Add-Content -Path $logFilePath -Value $logEntry
}
}
} catch {
Write-Host "⚠️ Error removing permissions: $_"
}
}
# Function to recursively process OneDrive items
function Process-DriveItems($userEmail, $folderId) {
$driveItemsUrl = "https://graph.microsoft.com/v1.0/users/$userEmail/drive/items/$folderId/children"
try {
$driveItems = Invoke-RestMethod -Uri $driveItemsUrl -Headers $headers -Method Get
foreach ($item in $driveItems.value) {
Write-Host "📂 Scanning: $($item.name)"
# Remove permissions for this item
Remove-Permissions -userEmail $userEmail -item $item
# If item is a folder, recurse into it
if ($item.folder -ne $null) {
Process-DriveItems -userEmail $userEmail -folderId $item.id
}
}
} catch {
Write-Host "⚠️ Error accessing OneDrive items: $_"
}
}
# Process each OneDrive owner in Owners.csv
foreach ($user in $owners) {
$userEmail = $user.Email
Write-Host "📂 Processing OneDrive for: $userEmail"
try {
# Get the root folder ID
$rootInfo = Invoke-RestMethod -Uri "https://graph.microsoft.com/v1.0/users/$userEmail/drive/root" -Headers $headers -Method Get
$rootId = $rootInfo.id
Write-Host "🔍 Scanning OneDrive Root for: $userEmail (Root ID: $rootId)"

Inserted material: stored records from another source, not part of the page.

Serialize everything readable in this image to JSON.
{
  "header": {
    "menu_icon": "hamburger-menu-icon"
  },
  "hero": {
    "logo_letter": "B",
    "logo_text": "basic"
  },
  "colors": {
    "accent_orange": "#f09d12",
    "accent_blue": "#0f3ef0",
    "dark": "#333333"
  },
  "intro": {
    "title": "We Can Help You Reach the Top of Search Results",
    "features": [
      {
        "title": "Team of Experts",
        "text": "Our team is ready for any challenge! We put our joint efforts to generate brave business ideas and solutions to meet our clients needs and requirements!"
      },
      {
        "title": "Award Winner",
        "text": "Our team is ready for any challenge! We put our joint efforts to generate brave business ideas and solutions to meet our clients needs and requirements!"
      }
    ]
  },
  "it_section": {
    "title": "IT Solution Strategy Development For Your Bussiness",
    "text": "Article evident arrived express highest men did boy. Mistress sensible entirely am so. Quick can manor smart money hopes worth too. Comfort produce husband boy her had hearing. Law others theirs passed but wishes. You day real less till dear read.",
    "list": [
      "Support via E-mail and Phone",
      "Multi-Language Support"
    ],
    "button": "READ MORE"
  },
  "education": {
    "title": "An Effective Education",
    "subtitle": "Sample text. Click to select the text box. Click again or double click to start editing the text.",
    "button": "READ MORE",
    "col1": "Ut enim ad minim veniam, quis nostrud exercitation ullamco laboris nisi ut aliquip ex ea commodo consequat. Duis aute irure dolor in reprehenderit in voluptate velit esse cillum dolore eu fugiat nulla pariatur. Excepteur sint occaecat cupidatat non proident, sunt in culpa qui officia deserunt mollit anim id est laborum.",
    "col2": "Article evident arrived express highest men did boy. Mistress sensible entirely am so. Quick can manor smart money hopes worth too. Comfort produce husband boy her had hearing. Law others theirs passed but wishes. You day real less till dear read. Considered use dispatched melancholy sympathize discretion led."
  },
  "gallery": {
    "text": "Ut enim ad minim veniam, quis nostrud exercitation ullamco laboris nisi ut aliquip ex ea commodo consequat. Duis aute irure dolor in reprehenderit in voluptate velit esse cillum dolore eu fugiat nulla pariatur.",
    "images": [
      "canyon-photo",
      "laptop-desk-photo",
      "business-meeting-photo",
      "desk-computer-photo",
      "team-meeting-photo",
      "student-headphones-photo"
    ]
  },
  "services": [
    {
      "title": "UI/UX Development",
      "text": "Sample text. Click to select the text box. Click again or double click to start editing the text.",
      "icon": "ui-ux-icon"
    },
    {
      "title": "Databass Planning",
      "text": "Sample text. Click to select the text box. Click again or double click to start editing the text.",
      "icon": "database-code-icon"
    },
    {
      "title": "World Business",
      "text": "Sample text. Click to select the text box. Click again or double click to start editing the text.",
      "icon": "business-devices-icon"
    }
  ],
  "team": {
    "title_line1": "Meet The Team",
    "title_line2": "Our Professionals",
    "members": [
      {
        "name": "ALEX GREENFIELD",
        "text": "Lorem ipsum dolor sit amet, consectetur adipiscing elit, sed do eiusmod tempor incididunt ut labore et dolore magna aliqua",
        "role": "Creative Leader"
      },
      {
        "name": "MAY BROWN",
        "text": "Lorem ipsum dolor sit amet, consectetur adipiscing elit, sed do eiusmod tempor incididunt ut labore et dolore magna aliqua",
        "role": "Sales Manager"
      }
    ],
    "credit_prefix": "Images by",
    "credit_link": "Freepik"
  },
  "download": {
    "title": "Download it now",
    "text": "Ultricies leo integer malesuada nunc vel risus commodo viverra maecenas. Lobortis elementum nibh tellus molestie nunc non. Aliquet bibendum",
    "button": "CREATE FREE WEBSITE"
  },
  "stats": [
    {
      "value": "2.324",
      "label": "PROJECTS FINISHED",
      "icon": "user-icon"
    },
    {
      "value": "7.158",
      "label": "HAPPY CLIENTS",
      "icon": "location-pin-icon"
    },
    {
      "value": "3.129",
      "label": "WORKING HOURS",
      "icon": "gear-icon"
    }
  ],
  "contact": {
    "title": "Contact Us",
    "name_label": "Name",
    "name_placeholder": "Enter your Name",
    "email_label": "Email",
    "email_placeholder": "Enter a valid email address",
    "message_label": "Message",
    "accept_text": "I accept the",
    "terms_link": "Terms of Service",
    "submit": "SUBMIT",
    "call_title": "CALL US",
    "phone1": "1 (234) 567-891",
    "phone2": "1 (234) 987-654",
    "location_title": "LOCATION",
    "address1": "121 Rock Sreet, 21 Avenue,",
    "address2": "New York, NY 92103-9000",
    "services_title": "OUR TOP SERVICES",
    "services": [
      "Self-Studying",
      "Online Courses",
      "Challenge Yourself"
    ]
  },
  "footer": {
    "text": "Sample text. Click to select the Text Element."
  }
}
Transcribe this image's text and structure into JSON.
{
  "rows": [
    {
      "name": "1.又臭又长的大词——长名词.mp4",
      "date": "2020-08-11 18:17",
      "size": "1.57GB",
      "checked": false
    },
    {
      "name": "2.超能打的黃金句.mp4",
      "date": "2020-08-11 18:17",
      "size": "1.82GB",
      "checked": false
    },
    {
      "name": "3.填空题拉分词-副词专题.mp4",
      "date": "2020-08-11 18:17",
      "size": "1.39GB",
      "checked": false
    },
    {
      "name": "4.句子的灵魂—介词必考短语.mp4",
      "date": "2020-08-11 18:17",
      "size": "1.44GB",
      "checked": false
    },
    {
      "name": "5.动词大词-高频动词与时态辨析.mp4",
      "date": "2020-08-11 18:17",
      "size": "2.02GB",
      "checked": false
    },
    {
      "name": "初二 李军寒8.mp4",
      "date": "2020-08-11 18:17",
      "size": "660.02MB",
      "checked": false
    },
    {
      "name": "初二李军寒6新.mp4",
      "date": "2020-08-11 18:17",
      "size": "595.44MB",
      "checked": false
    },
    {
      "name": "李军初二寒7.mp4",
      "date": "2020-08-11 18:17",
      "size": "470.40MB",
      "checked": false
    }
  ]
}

Process-DriveItems -userEmail $userEmail -folderId $rootId
} catch {
Write-Host "❌ Error: Unable to access OneDrive for $userEmail. Skipping..."
}
}
Write-Host "✅ Finished processing all users!"
Write-Host "📜 Log file saved at: $logFilePath"
this is my code to remove user from shared files. But using this code i am un able to remove the permission of a deleted user because i cant get the UPN or user mail or user id. Is there any way to remove the shared permission of a deleted user.